Gregory is fifteen as summer begins. He sits a horse beautifully, and there are good reports of his swordsmanship. His Greek … well, his Greek is where it was.
But he has a problem. ‘People in Cambridge are laughing at my greyhounds.’
‘Why?’ The black dogs are a matched pair. They have curving muscled necks and dainty feet; they keep their eyes lowered, mild and demure, till they sight prey.
‘They say, why would you have dogs that people can't see at night? Only felons have dogs like that. They say I hunt in the forests, against the law. They say I hunt badgers, like a churl.’
‘What do you want?’ he asks. ‘White ones, or some spots of colour?’
‘Either would be correct.’
‘I'll take your black dogs.’ Not that he has time to go out, but Richard or Rafe will use them.
‘But what if people laugh?’
‘Really, Gregory,’ Johane says. ‘This is your father. I assure you, no one will dare laugh.’
When the weather is too wet to hunt, Gregory sits poring over The Golden Legend; he likes the lives of the saints. ‘Some of these things are true,’ he says, ‘some not.’ He reads Le Morte d'Arthur, and because it is the new edition they crowd around him, looking over his shoulder at the title page. ‘Here beginneth the first book of the most noble and worthy prince King Arthur sometime King of Great Britain …’ In the forefront of the picture, two couples embrace. On a high-stepping horse is a man with a mad hat, made of coiled tubes like fat serpents. Alice says, sir, did you wear a hat like that when you were young, and he says, I had a different colour for each day in the week, but mine were bigger.

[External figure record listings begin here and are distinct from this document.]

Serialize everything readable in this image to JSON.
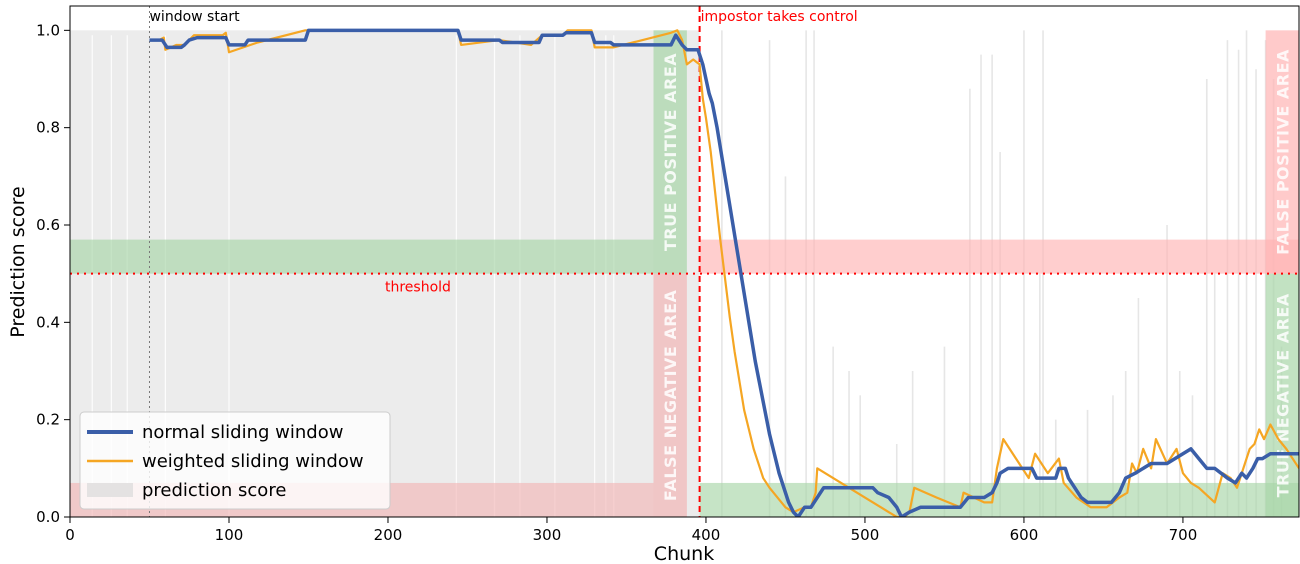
{
  "chart_data": {
    "type": "line",
    "xlabel": "Chunk",
    "ylabel": "Prediction score",
    "xlim": [
      0,
      773
    ],
    "ylim": [
      0,
      1.05
    ],
    "x_ticks": [
      0,
      100,
      200,
      300,
      400,
      500,
      600,
      700
    ],
    "y_ticks": [
      0.0,
      0.2,
      0.4,
      0.6,
      0.8,
      1.0
    ],
    "y_tick_labels": [
      "0.0",
      "0.2",
      "0.4",
      "0.6",
      "0.8",
      "1.0"
    ],
    "threshold": {
      "value": 0.5,
      "label": "threshold",
      "color": "#ff0000"
    },
    "window_start": {
      "x": 50,
      "label": "window start"
    },
    "impostor": {
      "x": 396,
      "label": "impostor takes control",
      "color": "#ff0000"
    },
    "areas": [
      {
        "label": "TRUE POSITIVE AREA",
        "color": "#a8d5a8",
        "x_range": [
          0,
          367
        ],
        "y_range": [
          0.5,
          0.57
        ]
      },
      {
        "label": "FALSE NEGATIVE AREA",
        "color": "#f2b7b7",
        "x_range": [
          0,
          367
        ],
        "y_range": [
          0,
          0.07
        ]
      },
      {
        "label": "FALSE POSITIVE AREA",
        "color": "#ffb3b3",
        "x_range": [
          396,
          773
        ],
        "y_range": [
          0.5,
          0.57
        ]
      },
      {
        "label": "TRUE NEGATIVE AREA",
        "color": "#a8d5a8",
        "x_range": [
          396,
          773
        ],
        "y_range": [
          0,
          0.07
        ]
      }
    ],
    "series": [
      {
        "name": "normal sliding window",
        "color": "#3a5ea8",
        "points": [
          [
            50,
            0.98
          ],
          [
            58,
            0.98
          ],
          [
            60,
            0.97
          ],
          [
            61,
            0.965
          ],
          [
            70,
            0.965
          ],
          [
            72,
            0.97
          ],
          [
            75,
            0.98
          ],
          [
            80,
            0.985
          ],
          [
            98,
            0.985
          ],
          [
            100,
            0.97
          ],
          [
            110,
            0.97
          ],
          [
            112,
            0.98
          ],
          [
            148,
            0.98
          ],
          [
            150,
            1.0
          ],
          [
            244,
            1.0
          ],
          [
            246,
            0.98
          ],
          [
            270,
            0.98
          ],
          [
            272,
            0.975
          ],
          [
            295,
            0.975
          ],
          [
            297,
            0.99
          ],
          [
            310,
            0.99
          ],
          [
            312,
            0.995
          ],
          [
            328,
            0.995
          ],
          [
            330,
            0.975
          ],
          [
            340,
            0.975
          ],
          [
            342,
            0.97
          ],
          [
            375,
            0.97
          ],
          [
            378,
            0.97
          ],
          [
            381,
            0.99
          ],
          [
            385,
            0.97
          ],
          [
            388,
            0.96
          ],
          [
            395,
            0.96
          ],
          [
            398,
            0.93
          ],
          [
            402,
            0.87
          ],
          [
            404,
            0.85
          ],
          [
            407,
            0.8
          ],
          [
            410,
            0.74
          ],
          [
            413,
            0.68
          ],
          [
            416,
            0.62
          ],
          [
            419,
            0.56
          ],
          [
            422,
            0.5
          ],
          [
            425,
            0.44
          ],
          [
            428,
            0.38
          ],
          [
            431,
            0.32
          ],
          [
            434,
            0.27
          ],
          [
            437,
            0.22
          ],
          [
            440,
            0.17
          ],
          [
            443,
            0.13
          ],
          [
            446,
            0.09
          ],
          [
            449,
            0.06
          ],
          [
            452,
            0.03
          ],
          [
            455,
            0.01
          ],
          [
            458,
            0.0
          ],
          [
            462,
            0.02
          ],
          [
            466,
            0.02
          ],
          [
            470,
            0.04
          ],
          [
            474,
            0.06
          ],
          [
            490,
            0.06
          ],
          [
            505,
            0.06
          ],
          [
            508,
            0.05
          ],
          [
            515,
            0.04
          ],
          [
            520,
            0.02
          ],
          [
            523,
            0.0
          ],
          [
            528,
            0.01
          ],
          [
            535,
            0.02
          ],
          [
            560,
            0.02
          ],
          [
            565,
            0.04
          ],
          [
            575,
            0.04
          ],
          [
            580,
            0.05
          ],
          [
            583,
            0.07
          ],
          [
            585,
            0.09
          ],
          [
            590,
            0.1
          ],
          [
            605,
            0.1
          ],
          [
            608,
            0.08
          ],
          [
            620,
            0.08
          ],
          [
            622,
            0.1
          ],
          [
            626,
            0.1
          ],
          [
            628,
            0.08
          ],
          [
            632,
            0.06
          ],
          [
            636,
            0.04
          ],
          [
            640,
            0.03
          ],
          [
            655,
            0.03
          ],
          [
            660,
            0.05
          ],
          [
            664,
            0.08
          ],
          [
            670,
            0.09
          ],
          [
            675,
            0.1
          ],
          [
            680,
            0.11
          ],
          [
            690,
            0.11
          ],
          [
            695,
            0.12
          ],
          [
            700,
            0.13
          ],
          [
            705,
            0.14
          ],
          [
            710,
            0.12
          ],
          [
            715,
            0.1
          ],
          [
            720,
            0.1
          ],
          [
            728,
            0.08
          ],
          [
            733,
            0.07
          ],
          [
            737,
            0.09
          ],
          [
            740,
            0.08
          ],
          [
            744,
            0.1
          ],
          [
            747,
            0.12
          ],
          [
            750,
            0.12
          ],
          [
            755,
            0.13
          ],
          [
            773,
            0.13
          ]
        ]
      },
      {
        "name": "weighted sliding window",
        "color": "#f5a623",
        "points": [
          [
            50,
            0.98
          ],
          [
            56,
            0.98
          ],
          [
            59,
            0.985
          ],
          [
            60,
            0.96
          ],
          [
            67,
            0.97
          ],
          [
            72,
            0.97
          ],
          [
            78,
            0.99
          ],
          [
            96,
            0.99
          ],
          [
            98,
            0.995
          ],
          [
            100,
            0.955
          ],
          [
            118,
            0.975
          ],
          [
            148,
            1.0
          ],
          [
            244,
            1.0
          ],
          [
            246,
            0.97
          ],
          [
            270,
            0.98
          ],
          [
            290,
            0.97
          ],
          [
            297,
            0.99
          ],
          [
            310,
            0.99
          ],
          [
            313,
            1.0
          ],
          [
            328,
            1.0
          ],
          [
            330,
            0.965
          ],
          [
            342,
            0.965
          ],
          [
            378,
            0.995
          ],
          [
            382,
            1.0
          ],
          [
            385,
            0.98
          ],
          [
            388,
            0.93
          ],
          [
            392,
            0.94
          ],
          [
            394,
            0.935
          ],
          [
            396,
            0.93
          ],
          [
            398,
            0.86
          ],
          [
            400,
            0.82
          ],
          [
            403,
            0.75
          ],
          [
            406,
            0.66
          ],
          [
            409,
            0.57
          ],
          [
            412,
            0.49
          ],
          [
            415,
            0.41
          ],
          [
            418,
            0.34
          ],
          [
            421,
            0.28
          ],
          [
            424,
            0.22
          ],
          [
            427,
            0.18
          ],
          [
            430,
            0.14
          ],
          [
            433,
            0.11
          ],
          [
            436,
            0.08
          ],
          [
            440,
            0.06
          ],
          [
            445,
            0.04
          ],
          [
            450,
            0.02
          ],
          [
            455,
            0.01
          ],
          [
            462,
            0.02
          ],
          [
            466,
            0.02
          ],
          [
            469,
            0.05
          ],
          [
            470,
            0.1
          ],
          [
            485,
            0.07
          ],
          [
            500,
            0.04
          ],
          [
            515,
            0.01
          ],
          [
            520,
            0.0
          ],
          [
            525,
            0.0
          ],
          [
            528,
            0.01
          ],
          [
            531,
            0.06
          ],
          [
            545,
            0.04
          ],
          [
            560,
            0.02
          ],
          [
            562,
            0.05
          ],
          [
            575,
            0.03
          ],
          [
            580,
            0.03
          ],
          [
            583,
            0.1
          ],
          [
            587,
            0.16
          ],
          [
            595,
            0.12
          ],
          [
            603,
            0.08
          ],
          [
            607,
            0.13
          ],
          [
            615,
            0.09
          ],
          [
            622,
            0.12
          ],
          [
            625,
            0.07
          ],
          [
            633,
            0.04
          ],
          [
            642,
            0.02
          ],
          [
            652,
            0.02
          ],
          [
            660,
            0.04
          ],
          [
            665,
            0.05
          ],
          [
            668,
            0.11
          ],
          [
            671,
            0.09
          ],
          [
            675,
            0.14
          ],
          [
            680,
            0.1
          ],
          [
            683,
            0.16
          ],
          [
            690,
            0.11
          ],
          [
            696,
            0.14
          ],
          [
            700,
            0.09
          ],
          [
            705,
            0.07
          ],
          [
            710,
            0.06
          ],
          [
            720,
            0.03
          ],
          [
            725,
            0.09
          ],
          [
            730,
            0.08
          ],
          [
            734,
            0.06
          ],
          [
            738,
            0.1
          ],
          [
            742,
            0.14
          ],
          [
            745,
            0.15
          ],
          [
            748,
            0.18
          ],
          [
            751,
            0.16
          ],
          [
            755,
            0.19
          ],
          [
            760,
            0.16
          ],
          [
            765,
            0.14
          ],
          [
            773,
            0.1
          ]
        ]
      },
      {
        "name": "prediction score",
        "color": "#dddddd"
      }
    ],
    "legend": {
      "location": "bottom-left",
      "entries": [
        "normal sliding window",
        "weighted sliding window",
        "prediction score"
      ]
    }
  }
}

Behind this man, a woman rides pillion. ‘Do you think this represents Lady Anne?’ Gregory asks. ‘They say the king does not like to be parted from her, so he perches her up behind him like a farmer's wife.’ The woman has big eyes, and looks sick from jolting; it might just be Anne. There is a small castle, not much taller than a man, with a plank for a drawbridge. The birds, circling above, look like flying daggers. Gregory says, ‘Our king takes his descent from this Arthur. He was never really dead but waited in the forest biding his time, or possibly in a lake. He is several centuries old. Merlin is a wizard. He comes later. You will see. There are twenty-one chapters. If it keeps on raining I mean to read them all. Some of these things are true and some of them lies. But they are all good stories.’
When the king next calls him to court, he wants a message sent to Wolsey. A Breton merchant whose ship was seized by the English eight years ago is complaining he has not had the compensation promised. No one can find the paperwork. It was the cardinal who handled the case – will he remember it? ‘I'm sure he will,’ he says. ‘That will be the ship with powdered pearls for ballast, the hold packed with unicorns' horns?’
God forbid! says Charles Brandon; but the king laughs and says, ‘That will be the one.’